It’s been happening a lot this winter: dogs and their owners plunging into icy cold water, falling through the ice and other hazards. The latest crazy rescue happened on Tuesday on Lake Michigan, but this one is a little different. The owner seemed ready to give up his own life for his dog’s. He kept saying to rescuer, “Save the dog first.”
When he said this, the man was bobbing in Lake Michigan.
It started Tuesday at 5:15 p.m., with a man walking three Poodles along the lake. One of the dogs ran around a retaining wall, went onto the ice, and then fell in, according to a story by NBC Chicago.
The owner followed the dog onto the ice — and he also fell in. Barking and screams alerted a passing jogger, Adam Dominik, who ran over. He found cross-country skier Lynn Gerhard, who was calling 911, but Dominik didn’t believe there was time to wait for emergency crews. Dominik looked over the retaining wall and saw the man submerged and holding his dog out of the water.
“His face was peering out. He was completely submerged, except for his face,” Dominik said. “I knew I had about two or three minutes before hypothermia set in and he went under, so I had Lynn keep talking to him and keep his spirits up.”
He found a yellow rope near a bird sanctuary and threw it to the man, and that’s when the man said to save his dog first.

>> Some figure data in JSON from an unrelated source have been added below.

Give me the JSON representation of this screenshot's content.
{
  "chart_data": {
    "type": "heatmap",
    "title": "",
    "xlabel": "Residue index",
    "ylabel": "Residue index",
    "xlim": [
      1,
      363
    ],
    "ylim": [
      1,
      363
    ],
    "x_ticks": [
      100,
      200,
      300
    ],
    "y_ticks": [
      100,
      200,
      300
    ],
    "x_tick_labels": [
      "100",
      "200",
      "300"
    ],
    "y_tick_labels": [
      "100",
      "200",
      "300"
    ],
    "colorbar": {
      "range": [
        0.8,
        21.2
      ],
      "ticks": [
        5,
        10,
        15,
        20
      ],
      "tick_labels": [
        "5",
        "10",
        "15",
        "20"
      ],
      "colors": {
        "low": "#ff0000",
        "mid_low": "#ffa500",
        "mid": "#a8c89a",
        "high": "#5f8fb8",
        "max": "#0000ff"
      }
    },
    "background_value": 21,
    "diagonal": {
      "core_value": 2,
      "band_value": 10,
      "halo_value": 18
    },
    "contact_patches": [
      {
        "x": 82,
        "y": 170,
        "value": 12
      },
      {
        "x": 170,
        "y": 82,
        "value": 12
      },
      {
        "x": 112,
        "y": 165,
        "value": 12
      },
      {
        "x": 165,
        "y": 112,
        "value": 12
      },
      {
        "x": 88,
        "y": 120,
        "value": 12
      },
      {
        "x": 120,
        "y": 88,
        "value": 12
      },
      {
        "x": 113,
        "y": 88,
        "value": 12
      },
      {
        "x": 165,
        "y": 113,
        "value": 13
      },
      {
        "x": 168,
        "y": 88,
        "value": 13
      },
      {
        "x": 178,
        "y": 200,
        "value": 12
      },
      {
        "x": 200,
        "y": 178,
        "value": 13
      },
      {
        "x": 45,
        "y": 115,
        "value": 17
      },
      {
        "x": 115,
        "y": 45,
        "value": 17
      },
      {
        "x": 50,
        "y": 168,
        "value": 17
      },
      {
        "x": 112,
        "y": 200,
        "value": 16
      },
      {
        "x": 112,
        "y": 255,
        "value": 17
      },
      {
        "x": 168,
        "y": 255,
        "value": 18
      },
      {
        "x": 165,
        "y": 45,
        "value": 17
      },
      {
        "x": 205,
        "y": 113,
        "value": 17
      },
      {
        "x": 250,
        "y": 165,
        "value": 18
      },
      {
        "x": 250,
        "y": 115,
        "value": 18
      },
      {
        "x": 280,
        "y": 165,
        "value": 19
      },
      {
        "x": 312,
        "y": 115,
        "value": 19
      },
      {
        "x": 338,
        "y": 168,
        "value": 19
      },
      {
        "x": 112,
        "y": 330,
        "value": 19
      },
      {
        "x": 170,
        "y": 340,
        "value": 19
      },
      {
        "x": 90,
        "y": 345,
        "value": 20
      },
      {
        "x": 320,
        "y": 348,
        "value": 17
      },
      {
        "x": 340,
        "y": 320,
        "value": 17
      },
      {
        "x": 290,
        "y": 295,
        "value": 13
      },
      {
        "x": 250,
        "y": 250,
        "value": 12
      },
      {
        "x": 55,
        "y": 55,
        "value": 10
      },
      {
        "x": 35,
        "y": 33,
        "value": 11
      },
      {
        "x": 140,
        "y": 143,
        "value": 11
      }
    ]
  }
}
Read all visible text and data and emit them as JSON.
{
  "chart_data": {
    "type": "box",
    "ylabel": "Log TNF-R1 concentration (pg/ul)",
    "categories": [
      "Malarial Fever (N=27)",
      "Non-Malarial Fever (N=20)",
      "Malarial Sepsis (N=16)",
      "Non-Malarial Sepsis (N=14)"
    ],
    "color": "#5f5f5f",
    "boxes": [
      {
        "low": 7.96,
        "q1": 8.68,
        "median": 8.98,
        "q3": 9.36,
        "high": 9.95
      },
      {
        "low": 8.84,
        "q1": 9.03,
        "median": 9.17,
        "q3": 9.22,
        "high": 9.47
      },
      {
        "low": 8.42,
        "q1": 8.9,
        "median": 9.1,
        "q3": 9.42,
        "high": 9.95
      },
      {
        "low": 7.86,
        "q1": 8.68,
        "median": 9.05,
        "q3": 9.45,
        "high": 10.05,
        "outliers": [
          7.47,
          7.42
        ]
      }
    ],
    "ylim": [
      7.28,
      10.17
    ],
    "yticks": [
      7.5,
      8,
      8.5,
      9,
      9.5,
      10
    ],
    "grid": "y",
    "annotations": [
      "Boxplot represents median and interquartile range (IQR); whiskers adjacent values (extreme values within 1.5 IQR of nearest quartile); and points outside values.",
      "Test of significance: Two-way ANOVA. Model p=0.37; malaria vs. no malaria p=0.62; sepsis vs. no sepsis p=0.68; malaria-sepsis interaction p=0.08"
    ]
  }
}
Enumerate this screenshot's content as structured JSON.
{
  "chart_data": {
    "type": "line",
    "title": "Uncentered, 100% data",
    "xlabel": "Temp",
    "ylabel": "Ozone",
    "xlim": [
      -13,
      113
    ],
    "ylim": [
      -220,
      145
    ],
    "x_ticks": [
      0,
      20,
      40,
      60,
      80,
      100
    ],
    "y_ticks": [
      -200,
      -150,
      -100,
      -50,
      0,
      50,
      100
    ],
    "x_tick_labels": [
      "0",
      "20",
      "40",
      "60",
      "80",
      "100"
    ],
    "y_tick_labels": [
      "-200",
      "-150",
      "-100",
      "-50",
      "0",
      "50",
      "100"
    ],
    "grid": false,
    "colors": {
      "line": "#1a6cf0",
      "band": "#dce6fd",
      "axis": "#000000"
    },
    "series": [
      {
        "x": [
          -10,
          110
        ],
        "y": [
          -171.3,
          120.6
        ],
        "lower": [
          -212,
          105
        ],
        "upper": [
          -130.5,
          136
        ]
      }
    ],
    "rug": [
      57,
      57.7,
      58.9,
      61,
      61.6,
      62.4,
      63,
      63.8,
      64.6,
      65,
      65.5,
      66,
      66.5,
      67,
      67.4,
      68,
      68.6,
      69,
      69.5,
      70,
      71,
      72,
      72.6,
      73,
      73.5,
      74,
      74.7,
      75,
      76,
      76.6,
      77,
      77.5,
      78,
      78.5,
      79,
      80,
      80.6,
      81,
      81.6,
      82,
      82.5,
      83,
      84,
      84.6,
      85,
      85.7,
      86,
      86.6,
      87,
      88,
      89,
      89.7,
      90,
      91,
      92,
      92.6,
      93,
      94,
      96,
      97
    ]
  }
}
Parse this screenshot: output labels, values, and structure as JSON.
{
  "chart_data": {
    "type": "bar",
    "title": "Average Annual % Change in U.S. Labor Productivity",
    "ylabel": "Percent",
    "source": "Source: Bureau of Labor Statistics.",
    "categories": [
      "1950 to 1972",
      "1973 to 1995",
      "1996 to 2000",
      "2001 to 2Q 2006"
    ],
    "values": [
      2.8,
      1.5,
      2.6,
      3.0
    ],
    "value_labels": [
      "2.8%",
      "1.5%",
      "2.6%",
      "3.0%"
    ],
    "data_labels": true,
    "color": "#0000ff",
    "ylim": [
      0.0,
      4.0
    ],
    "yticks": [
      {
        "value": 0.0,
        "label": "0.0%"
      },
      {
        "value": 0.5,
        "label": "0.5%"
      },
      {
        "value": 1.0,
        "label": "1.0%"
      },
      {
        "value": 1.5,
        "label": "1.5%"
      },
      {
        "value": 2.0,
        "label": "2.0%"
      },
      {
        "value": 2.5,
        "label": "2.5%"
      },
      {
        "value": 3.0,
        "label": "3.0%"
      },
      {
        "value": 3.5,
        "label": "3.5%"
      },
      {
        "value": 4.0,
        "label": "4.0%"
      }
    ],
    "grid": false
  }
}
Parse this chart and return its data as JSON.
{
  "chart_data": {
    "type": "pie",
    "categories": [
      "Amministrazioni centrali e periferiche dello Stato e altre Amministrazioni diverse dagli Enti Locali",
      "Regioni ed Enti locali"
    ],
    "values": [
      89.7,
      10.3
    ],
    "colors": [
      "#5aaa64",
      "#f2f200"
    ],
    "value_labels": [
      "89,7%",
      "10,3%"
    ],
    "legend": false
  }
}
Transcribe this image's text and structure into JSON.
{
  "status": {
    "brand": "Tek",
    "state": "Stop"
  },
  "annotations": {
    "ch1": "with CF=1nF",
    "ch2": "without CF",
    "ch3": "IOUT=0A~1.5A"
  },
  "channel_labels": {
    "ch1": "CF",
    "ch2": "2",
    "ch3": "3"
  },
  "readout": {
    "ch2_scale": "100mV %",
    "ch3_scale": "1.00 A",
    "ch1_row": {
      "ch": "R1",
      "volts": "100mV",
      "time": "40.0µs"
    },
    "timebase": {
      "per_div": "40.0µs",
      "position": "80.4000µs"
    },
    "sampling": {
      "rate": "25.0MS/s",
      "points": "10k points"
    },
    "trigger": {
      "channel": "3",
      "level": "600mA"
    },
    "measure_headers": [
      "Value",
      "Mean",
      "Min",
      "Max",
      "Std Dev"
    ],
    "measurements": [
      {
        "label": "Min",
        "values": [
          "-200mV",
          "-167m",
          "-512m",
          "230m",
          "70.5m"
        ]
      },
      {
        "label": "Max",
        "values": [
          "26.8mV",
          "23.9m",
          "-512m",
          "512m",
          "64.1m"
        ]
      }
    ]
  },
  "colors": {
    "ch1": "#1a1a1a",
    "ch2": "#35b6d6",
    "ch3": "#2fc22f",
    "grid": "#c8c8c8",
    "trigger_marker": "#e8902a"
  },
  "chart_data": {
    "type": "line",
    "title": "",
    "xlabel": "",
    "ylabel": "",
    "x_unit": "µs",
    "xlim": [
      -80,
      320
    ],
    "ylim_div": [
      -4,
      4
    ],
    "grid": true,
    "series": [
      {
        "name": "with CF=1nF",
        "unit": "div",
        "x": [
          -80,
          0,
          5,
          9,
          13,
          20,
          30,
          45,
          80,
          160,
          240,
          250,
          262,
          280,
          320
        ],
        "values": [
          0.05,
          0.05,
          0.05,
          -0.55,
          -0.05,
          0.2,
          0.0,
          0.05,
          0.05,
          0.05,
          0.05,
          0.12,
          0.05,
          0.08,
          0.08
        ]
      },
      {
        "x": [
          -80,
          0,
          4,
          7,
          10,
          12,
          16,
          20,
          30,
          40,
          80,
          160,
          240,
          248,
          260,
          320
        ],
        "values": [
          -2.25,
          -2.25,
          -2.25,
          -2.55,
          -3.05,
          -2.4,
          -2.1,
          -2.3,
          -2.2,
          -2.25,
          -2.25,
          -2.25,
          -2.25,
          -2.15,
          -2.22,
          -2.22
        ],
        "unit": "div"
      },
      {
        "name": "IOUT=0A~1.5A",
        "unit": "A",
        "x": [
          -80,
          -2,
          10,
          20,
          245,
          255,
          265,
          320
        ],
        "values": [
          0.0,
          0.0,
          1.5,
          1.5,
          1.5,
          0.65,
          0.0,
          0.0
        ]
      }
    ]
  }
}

“At first I threw the rope over him but the dog was kind of pulling on him with his weight pushing him under the water,” Dominik said. “He kept saying, ‘Save the dog first,’ I kept saying, ‘No, we’re going to save your life first and then the dog, your life is more important,’ but he insisted on pulling up the dog first.”
The man tied the rope to the dog and Dominik pulled the Poodle up. He threw the rope back and the man tied it to himself, and Dominik started pulling. Somehow, he got the man to a ledge just above the waterline, where they waited for the Chicago Police Department Marine Unit and the fire department to arrive and take over.
The man was transferred to the hospital with severe hypothermia, but he’s expected to be fine, as is the dog.
Officer Kevin Kelly praised Dominik.
“He’s responsible for a rescue here today,” he said. “He did a great job.”
Many officials, however, would like to see an end to these sorts of things.
“If a dog goes in the water, call 911 and we’ll come and get you,” said Ron Dornecker of the Chicago Fire Department. “Don’t go in yourself.”